Política sem Aspas

Conclusões precipitadas

Logo após a demissão de Sérgio Moro do Ministério da Justiça e Segurança Pública, muito se aventou sobre uma eventual deserção de quadros-chave do governo, caso do ministro da Economia, Paulo Guedes, da ministra Tereza Cristina (DEM-MS) e até mesmo da ala militar como um todo.

Em momentos de alta incerteza, como foi a última sexta-feira (24 de abril), qualquer ruído acaba se misturando com os acontecimentos que, de fato, alteram a conjuntura política de alguma forma. Como já explorei no texto do fim de semana passado, a política brasileira não passou inerte pela saída de Moro do governo, e as consequências de tal saída ainda deverão aparecer daqui para a frente, alterando o balanço de forças políticas para um novo equilíbrio.

Dito isso, é importante encarar os outros rumores por meio de um exercício de racionalidade, cujo objetivo é ponderar as reais possibilidades de eles serem reais – ou se tornarem realidade. Em outras palavras, havia motivos para algum outro ministro (notadamente Guedes e Tereza Cristina) deixar o governo após Moro? É de interesse dos militares abandonar o poder, rompendo com Bolsonaro?

Comecemos pelo mais fácil: os militares.
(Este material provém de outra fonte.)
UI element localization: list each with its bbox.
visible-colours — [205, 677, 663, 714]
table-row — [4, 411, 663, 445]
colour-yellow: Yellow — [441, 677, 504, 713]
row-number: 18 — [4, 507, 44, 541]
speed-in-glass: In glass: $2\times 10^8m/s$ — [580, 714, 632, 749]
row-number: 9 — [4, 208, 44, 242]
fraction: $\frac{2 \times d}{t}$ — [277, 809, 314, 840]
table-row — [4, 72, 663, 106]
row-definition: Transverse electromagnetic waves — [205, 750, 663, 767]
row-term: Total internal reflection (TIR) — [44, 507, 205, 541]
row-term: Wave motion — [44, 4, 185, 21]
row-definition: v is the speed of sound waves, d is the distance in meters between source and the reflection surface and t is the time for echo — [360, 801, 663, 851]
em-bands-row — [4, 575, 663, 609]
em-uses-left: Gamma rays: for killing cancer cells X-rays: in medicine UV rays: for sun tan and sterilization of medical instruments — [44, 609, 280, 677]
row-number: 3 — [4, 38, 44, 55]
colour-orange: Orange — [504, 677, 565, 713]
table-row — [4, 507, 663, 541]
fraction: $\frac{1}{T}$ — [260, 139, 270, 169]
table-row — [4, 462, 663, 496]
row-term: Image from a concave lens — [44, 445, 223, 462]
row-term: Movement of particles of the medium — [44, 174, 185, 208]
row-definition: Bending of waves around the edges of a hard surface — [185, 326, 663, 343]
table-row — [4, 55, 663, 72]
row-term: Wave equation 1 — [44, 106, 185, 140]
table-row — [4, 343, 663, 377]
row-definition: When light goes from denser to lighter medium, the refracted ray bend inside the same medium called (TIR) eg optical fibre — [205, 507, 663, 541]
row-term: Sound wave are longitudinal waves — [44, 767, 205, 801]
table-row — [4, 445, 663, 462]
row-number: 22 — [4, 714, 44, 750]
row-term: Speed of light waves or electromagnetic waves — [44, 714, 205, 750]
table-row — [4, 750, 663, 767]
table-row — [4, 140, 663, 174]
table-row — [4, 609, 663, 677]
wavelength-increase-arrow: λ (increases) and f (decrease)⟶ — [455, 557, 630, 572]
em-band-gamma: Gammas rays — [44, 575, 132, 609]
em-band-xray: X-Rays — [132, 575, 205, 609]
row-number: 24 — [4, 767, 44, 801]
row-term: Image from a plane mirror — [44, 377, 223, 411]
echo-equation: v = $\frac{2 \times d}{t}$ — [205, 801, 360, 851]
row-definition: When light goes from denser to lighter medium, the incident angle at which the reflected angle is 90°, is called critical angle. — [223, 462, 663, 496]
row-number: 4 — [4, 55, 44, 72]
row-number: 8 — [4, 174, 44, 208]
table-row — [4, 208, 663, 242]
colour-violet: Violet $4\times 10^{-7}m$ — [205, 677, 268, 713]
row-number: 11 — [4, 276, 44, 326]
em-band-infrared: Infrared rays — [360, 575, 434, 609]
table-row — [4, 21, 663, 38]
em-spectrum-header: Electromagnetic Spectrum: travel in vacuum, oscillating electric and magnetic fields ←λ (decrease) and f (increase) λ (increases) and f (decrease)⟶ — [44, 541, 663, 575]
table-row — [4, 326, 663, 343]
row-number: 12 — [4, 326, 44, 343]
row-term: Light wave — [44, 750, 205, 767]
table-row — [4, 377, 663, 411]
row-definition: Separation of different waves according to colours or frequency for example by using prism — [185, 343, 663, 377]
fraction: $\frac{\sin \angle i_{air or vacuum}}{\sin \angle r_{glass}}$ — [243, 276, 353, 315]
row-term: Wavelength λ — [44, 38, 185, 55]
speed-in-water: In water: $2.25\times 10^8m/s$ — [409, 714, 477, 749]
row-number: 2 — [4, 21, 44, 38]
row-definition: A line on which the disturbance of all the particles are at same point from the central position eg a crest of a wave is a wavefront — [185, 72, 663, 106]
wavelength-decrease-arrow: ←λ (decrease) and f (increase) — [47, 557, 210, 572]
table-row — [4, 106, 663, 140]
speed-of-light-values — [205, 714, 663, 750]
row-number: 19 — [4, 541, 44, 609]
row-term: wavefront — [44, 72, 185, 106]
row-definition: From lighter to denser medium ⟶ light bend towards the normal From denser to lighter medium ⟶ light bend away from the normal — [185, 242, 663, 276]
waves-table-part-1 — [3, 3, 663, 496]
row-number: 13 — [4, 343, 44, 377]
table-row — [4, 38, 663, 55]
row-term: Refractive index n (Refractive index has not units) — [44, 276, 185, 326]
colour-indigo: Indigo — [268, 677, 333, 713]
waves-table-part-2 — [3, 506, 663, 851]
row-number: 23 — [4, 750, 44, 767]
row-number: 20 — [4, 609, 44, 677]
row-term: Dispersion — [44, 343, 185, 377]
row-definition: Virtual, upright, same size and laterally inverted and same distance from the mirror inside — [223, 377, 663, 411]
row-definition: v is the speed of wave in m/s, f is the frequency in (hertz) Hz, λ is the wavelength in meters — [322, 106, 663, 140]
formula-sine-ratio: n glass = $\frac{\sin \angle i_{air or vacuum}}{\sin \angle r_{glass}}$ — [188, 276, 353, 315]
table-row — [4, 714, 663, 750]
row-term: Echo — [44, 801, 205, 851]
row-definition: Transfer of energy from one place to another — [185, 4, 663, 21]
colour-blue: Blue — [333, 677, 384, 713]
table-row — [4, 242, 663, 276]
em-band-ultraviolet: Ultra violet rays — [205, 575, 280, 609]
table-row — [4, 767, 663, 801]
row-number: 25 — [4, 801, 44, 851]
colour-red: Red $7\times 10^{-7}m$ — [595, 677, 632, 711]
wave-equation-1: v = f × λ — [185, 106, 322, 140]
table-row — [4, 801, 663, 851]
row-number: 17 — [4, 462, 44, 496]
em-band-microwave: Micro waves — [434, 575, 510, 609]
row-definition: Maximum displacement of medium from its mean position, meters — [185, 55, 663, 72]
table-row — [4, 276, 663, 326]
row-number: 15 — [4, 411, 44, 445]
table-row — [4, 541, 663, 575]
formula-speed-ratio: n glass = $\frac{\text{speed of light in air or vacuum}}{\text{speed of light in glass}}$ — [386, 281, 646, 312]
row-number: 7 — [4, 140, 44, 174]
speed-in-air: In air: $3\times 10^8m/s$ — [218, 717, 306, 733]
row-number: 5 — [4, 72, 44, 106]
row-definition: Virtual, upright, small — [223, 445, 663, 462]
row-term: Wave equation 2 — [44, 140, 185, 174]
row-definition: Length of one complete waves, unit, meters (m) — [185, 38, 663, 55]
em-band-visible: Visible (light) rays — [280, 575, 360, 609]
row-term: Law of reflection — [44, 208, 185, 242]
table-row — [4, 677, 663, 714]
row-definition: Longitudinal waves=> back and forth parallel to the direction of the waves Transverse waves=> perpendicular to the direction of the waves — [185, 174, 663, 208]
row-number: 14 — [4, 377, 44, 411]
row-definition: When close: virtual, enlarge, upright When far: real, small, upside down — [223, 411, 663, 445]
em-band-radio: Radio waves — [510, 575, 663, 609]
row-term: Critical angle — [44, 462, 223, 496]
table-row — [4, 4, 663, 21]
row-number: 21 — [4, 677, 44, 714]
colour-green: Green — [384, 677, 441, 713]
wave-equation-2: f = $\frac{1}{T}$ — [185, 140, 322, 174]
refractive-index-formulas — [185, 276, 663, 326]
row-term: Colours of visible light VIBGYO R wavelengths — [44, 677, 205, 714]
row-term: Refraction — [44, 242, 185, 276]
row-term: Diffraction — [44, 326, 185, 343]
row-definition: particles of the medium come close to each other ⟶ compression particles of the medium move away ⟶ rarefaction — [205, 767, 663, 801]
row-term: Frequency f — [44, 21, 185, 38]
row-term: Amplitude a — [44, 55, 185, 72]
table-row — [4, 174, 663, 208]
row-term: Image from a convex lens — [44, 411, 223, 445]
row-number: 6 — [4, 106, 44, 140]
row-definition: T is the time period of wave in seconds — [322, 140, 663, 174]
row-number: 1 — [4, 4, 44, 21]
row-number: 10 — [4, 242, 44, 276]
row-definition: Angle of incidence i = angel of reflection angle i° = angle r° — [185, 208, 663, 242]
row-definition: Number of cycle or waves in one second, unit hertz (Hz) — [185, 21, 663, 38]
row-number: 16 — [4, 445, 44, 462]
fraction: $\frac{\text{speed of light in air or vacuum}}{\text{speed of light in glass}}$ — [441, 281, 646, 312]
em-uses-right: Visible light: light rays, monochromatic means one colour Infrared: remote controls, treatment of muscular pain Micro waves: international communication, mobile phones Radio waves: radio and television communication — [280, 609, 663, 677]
Atualmente, dos 22 ministérios (ou secretarias com status ministério), oito são ocupados por militares da reserva ou da ativa. Isso sem levar em conta o vice-presidente, Hamilton Mourão. Com tamanho envolvimento, o grupo detém bastante influência na tomada de decisões, muitas vezes se sobressaindo em relação a outras alas, como a econômica, a ideológica e – conforme já abordei – a recém-debandada ala lavajatista.

Assim, não faria sentido a ala militar romper com Bolsonaro estando na posição em que se encontra. Inclusive, conforme vai se isolando politicamente, o presidente acaba por dar cada vez mais espaço a generais e almirantes em cargos de alto escalão, os quais antes eram preenchidos por outros membros. A Casa Civil, ministério historicamente responsável pela articulação política, hoje é ocupada pelo General Braga Netto – em detrimento do deputado Onyx Lorenzoni (DEM-RS), que foi realocado para o Ministério da Cidadania.

Em seguida, vale analisar o caso da ministra da Agricultura, Tereza Cristina. Filiada ao Democratas, partido com maior representação ministerial no governo Bolsonaro (Onyx também é do DEM, assim como o ex-ministro Mandetta), a deputada foi aconselhada por quadros do seu partido a deixar o governo

De perfil discreto, a ministra vem sendo elogiada pelo seu trabalho à frente da pasta de Agropecuária, uma das mais importantes do País. A deputada conta com o apoio maciço da bancada ruralista, sendo o elo entre o governo e esta frente parlamentar. Tereza Cristina foi, inclusive, a responsável por contornar o recém mal-estar diplomático criado entre Eduardo Bolsonaro e o governo chinês – por conta do coronavírus.

Ocorre que o DEM e o governo vêm se desentendo após o episódio da demissão do ex-ministro da Saúde, Luiz Henrique Mandetta. A saída do médico (no meio de uma pandemia) representou o rompimento do governador de Goiás e um dos líderes do partido, Ronaldo Caiado, com o Planalto. Caiado era ligado à ala mais governista do partido, que disputava espaço sobre as diretrizes da sigla com a ala mais independente – liderada por Rodrigo Maia, Davi Alcolumbre, ACM Neto e outros quadros. Em função dos atritos e da saída de Moro, alguns locutores defenderam a saída da ministra do governo para preservar sua imagem e a do partido.

Deixar o governo não seria de todo mal para Tereza Cristina. Ela continuaria como protagonista dentro do seu escopo de atuação, podendo voltar à Câmara dos Deputados por ter sido reeleita em 2018 pelo estado do Mato Grosso do Sul. A própria ministra teria ficado incomodada com ataques sofridos nas redes sociais por ela ser do mesmo partido de Rodrigo Maia.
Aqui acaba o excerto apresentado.